Jeng, jeng, jeng >,< ini dia tugas Logika dan Penulisan Ilmiah alias Logpenil yang paling gedhe bobotnya: 35% >,< Dengan bobot yang sedemikian besar tersebut, tugas inilah yang berkontribusi besar atas jatuhnya nilai Logpenil saya >,< aaargh nyesel deh procrast dulu ngerjainnya, keburu-buru, jadi beginilah hasilnya >,<
=========================================================
--------------------- ^o^ SAY NO to PLAGIARISM! ^o^ -------------------
------------------ >,< SAY NO to PROCRASTINATE! >,< -----------------
=========================================================
Pembantu Rumah Tangga bagi Anak di Bawah Enam Tahun: Kemudahan yang Menimbulkan Kesulitan
Nama: Putrie Kusuma Wardhani
Kelas: Logika dan Pennulisan Ilmiah A
NPM: 1106002583
Dosen Pengajar: Nurlyta Hafiyah
Dikumpulkan: 23-Desember-2011
Jumlah kata: 1731 kata
--------------------------------------------------------------------------------------------------
Abstrak
Sebagian ibu dengan anak yang belum menginjak usia remaja yang juga merupakan wanita karir memutuskan untuk mempekerjakan pembantu rumah tangga dengan harapan dapat menciptakan kemudahan bagi dirinya maupun anaknya. Akan tetapi saya memandang hal tersebut justru akan menimbulkan berbagai kesulitan baik bagi sang ibu terlebih bagi sang anak di kemudian hari. Secara lebih detail, saya menunjukkan berbagai efek negatif yang dapat timbul akibat adanya pembantu bagi pembentukan sifat anak. Oleh karenanya, akan lebih baik jika ibu dengan kondisi tersebut menahan keinginannya untuk mempekerjakan pembantu dan memilih bekerja sama dengan sang anak untuk memperingan beban-bebannya.

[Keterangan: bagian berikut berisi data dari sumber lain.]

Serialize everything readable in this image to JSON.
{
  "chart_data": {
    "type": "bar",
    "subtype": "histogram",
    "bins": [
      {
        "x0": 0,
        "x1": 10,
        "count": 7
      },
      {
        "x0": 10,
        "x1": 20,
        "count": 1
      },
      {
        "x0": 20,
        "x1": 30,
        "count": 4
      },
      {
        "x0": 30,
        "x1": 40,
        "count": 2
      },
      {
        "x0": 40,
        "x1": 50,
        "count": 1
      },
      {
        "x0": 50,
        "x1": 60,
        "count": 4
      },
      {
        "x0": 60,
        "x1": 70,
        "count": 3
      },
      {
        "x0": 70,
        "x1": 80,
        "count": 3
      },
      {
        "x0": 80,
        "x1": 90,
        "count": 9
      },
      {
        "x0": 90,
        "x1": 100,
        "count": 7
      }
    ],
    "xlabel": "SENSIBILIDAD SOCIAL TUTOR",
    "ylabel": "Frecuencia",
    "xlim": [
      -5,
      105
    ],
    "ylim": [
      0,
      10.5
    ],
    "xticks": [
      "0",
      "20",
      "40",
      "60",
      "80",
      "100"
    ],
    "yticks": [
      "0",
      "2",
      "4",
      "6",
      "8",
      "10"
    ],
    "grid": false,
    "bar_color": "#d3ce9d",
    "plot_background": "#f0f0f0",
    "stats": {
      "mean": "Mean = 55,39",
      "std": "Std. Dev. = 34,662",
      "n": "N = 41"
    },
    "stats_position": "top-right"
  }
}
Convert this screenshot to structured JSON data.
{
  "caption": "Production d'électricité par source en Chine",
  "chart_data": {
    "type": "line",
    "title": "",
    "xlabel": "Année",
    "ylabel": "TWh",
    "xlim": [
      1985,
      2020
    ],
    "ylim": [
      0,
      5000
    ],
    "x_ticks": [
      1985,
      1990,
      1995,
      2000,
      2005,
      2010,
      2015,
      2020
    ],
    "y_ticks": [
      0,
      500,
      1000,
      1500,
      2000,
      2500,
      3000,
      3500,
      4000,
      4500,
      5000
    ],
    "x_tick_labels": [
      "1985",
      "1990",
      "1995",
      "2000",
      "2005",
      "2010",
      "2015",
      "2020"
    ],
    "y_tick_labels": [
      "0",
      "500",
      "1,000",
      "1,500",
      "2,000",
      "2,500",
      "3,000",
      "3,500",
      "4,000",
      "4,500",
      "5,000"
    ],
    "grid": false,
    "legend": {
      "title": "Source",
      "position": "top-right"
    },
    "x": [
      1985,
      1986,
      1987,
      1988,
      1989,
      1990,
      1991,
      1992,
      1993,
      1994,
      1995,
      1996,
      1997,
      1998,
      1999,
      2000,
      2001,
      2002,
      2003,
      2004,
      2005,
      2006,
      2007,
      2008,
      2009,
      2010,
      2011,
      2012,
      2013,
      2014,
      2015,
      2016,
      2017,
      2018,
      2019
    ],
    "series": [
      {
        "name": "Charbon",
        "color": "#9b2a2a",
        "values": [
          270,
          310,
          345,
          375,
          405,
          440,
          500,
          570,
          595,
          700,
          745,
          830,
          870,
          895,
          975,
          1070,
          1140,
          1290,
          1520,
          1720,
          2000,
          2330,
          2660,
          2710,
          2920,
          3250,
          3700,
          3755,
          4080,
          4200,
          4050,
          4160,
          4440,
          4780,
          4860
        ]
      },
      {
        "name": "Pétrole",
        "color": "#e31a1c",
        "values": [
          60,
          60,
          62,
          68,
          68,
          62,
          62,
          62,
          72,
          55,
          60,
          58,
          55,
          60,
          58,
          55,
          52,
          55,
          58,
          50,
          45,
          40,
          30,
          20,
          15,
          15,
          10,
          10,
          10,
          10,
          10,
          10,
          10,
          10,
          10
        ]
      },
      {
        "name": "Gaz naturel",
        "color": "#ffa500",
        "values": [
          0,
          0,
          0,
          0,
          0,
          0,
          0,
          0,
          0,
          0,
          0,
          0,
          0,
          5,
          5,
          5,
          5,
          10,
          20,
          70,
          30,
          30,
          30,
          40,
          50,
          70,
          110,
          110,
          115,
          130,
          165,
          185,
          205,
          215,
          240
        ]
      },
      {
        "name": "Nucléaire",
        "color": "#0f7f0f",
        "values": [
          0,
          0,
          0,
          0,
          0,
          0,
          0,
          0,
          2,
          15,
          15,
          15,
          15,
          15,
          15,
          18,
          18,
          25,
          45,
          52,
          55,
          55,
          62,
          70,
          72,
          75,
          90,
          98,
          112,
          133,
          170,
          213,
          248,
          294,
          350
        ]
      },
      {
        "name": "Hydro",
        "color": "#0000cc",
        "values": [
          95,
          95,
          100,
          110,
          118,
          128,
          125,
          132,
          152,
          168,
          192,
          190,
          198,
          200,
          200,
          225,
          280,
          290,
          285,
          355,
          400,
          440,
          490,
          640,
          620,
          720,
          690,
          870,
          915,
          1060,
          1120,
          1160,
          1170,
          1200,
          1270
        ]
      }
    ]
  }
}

----------------------------------------------------------------------------------------------
Pembantu Rumah Tangga bagi Anak di Bawah Enam Tahun: Kemudahan yang Menimbulkan Kesulitan
Pernahkah Anda melihat suatu kondisi di mana seorang anak lebih mengenal pembantunya daripada ibu kandungnya sendiri? Atau dibalik, pernahkah Anda melihat suatu kondisi di mana seorang pembantu lebih mengenal sang anak majikan daripada majikannya yang notabene merupakan ibu kandung dari sang anak itu sendiri? Pada zaman sekarang hal semacam itu sudah tidak asing lagi dan cukup mudah dijumpai di berbagai tempat. Lahirnya emansipasi wanita tampaknya melahirkan semangat yang lebih besar pada para wanita untuk mengenyam pendidikan setinggi-tingginya. Bahkan semangat belajarnya rata-rata melebihi semangat para pria. Hal ini terbukti dengan didominasinya peringkat-peringkat teratas kelas oleh para wanita pada umumnya. Dengan prestasi yang demikian gemilang saat menempuh jenjang-jenjang pendidikan, setamat sekolah atau seusai wisuda, seorang wanita kebanyakan tak akan rela menganggur begitu saja. Mereka akan berbaur dengan para pria dan tak mau kalah ikut melamar ke sana ke mari berlomba-lomba mendapatkan pekerjaan setinggi mungkin. Bekerja memang bukan suatu hal yang dilarang, namun untuk seorang wanita yang mulai menjadi seorang ibu, sedikit banyak hal tersebut akan menimbulkan masalah. Harus mengurus keperluan rumah tangga, anak, serta tugas kantor sekaligus memang bukan hal yang mudah. Bagaimanapun juga, kecenderungan seorang ibu untuk mempekerjakan pembantu rumah tangga ketika sang anak masih balita dengan tujuan mengurangi kerepotan bukanlah sesuatu hal yang baik karena dapat menimbulkan berbagai efek negatif bagi sang anak, terutama jika anak tersebut seorang perempuan.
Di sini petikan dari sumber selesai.